The Conservatives remain in control of Harborough District Council after Thursday's local elections.

Friday, 3rd May 2019, 5:27 pm
Updated Friday, 3rd May 2019, 5:33 pm
Votes for Harborough District Council were counted on Friday.

Counting of the votes began at 11am on Friday, with the final result being declared at 4.20pm.

The result of the election sees the Conservatives with 22 seats on the council, the Liberal Democrats with 11, and Labour getting one seat.

Click here for a breakdown of the results by ward.The election saw the council move to a new pattern of wards, with a reduced number of councillors. Previously the council had 37 members, split 28 Conservative to 9 Liberal Democrats, over 25 wards. The new system has 34 councillors over 19 wards, making direct comparisons to previous votes difficult.

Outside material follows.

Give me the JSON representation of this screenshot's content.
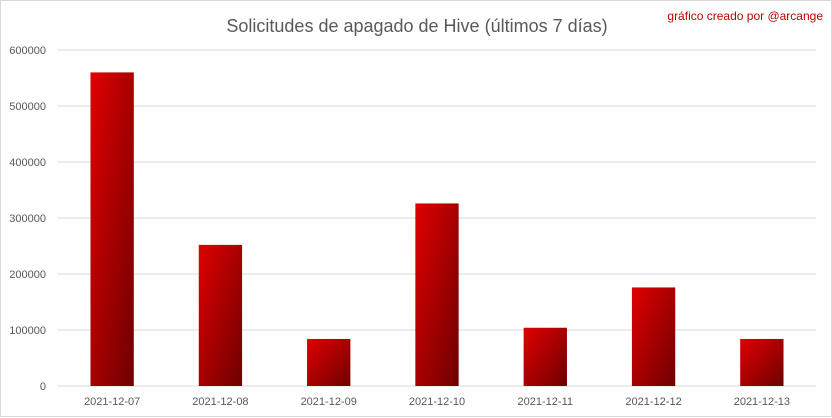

Before the election the Tories had 76 per cent of the council seats, with the Lib Dems having 24 per cent of the seats.

Friday's results mean the Tories now hold 65 per cent of the seats, the Lib Dems with 32 per cent, and Labour's one seat equating to the remaining three per cent.

That would show that while the Conservatives retain control of the council, they lost seats mostly to the Lib Dems, with one going to Labour.

The Green fielded five candidates in all, one each in the wards of Broughton Astley Primethorpe and Sutton, Glen, Market Harborough Great Bowden and Arden, MH Logan, and MH Welland. Generally speaking, the Green candidate came in after the Liberal Democrat and Conservative candidates beating Labour in each ward. However, in MH Welland the three seats up for election were taken by two Lib Dem candidates followed by a Conservative, the Green candidate came fourth beating the remaining one Lib Dem, one Tory, and two Labour candidates.

UKIP only had one candidate - Julie Tregoning - standing in the Thurnby and Houghton ward. She came in fifth beaten by the three Lib Dem candidates who were elected and the Tory candidate. The two Labour candidates polled less than she did.